On 01/08/2013 05:30 PM, Robert Moskowitz wrote:
I know that I would have to take this to bugzilla if my reading was correct. And on further review, I am holding more that way. So I will put in the bug report even without being a paying customer. Just my cred on working on PKIX back a decade ago and being the architect of the Bridge CA model for the US Federal and BioPharma PKIs...
"cred" is frequently unrecognized by developers, so my advice would be to skip that part. Stick to a description of the problem as you see it, and what solutions are available. For example:
---
When mod_ssl is installed (and possibly other openssl packages) it creates a new certificate for localhost using the following command: /usr/bin/openssl req -new -key /etc/pki/tls/private/localhost.key \ -x509 -days 365 -set_serial $RANDOM \ -out /etc/pki/tls/certs/localhost.crt
In the distributed openssl configuration, this will create an x509 cert which uses the extensions included in the v3_ca section of the openssl.cfg file.
If any user connects to a service using such an automatically generated certificate, and accepts installation of the self-signed certificate (the default acceptance option in Firefox), it will be stored in their trusted CA list, as its constraints specify CA:True.

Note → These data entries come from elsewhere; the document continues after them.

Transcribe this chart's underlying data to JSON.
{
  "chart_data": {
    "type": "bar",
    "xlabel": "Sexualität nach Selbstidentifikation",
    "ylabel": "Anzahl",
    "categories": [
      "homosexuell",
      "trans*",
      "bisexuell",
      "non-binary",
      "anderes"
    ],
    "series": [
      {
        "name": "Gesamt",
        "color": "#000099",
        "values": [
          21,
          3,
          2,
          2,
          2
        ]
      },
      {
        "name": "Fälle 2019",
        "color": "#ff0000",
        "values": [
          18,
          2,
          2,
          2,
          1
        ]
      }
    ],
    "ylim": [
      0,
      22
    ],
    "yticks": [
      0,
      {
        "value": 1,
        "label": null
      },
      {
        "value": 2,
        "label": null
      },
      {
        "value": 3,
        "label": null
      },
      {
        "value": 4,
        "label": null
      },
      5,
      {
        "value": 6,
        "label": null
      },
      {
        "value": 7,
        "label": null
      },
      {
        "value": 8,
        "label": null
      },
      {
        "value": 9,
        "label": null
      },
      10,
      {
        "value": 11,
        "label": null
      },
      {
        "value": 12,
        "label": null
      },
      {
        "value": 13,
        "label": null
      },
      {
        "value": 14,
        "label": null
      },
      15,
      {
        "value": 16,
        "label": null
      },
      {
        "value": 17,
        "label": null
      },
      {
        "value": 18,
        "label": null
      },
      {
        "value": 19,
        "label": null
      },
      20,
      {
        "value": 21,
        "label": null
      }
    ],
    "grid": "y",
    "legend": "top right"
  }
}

This creates unnecessary risk. Anyone with access to such a certificate can later sign a certificate for any hostname, and users who have accepted the self-signed cert will see no warnings. If the command is modified to specify the v3_req extensions rather than the default, the resulting certificate will be equally usable, without creating undue risk for users who accept the certificate. /usr/bin/openssl req -new -key /etc/pki/tls/private/localhost.key \ -x509 -days 365 -set_serial $RANDOM \ -extensions v3_req \ -out /etc/pki/tls/certs/localhost.crt
----
However, I have no idea how seriously anyone will take the issue unless there's a broad base of users who request such a change. The situation can be made slightly better by this change, but making it doesn't make self-signed certificates less common. As long as self-signed certificates are common, users will get into the habit of permanently accepting untrusted certs. If they do that, and the cert specifies that it is a CA, then they've installed a new CA.
These certs are just a small part of a much larger and more serious design problem with SSL. User agents (especially Firefox) don't really make clear that a new cert is a CA, rather than a certificate with more limited purpose. Users can't really be expected to learn the difference, either.
I really hope that the whole trust chain aspect of SSL is thrown away someday soon, replaced by some better model. Convergence.io is one I really like.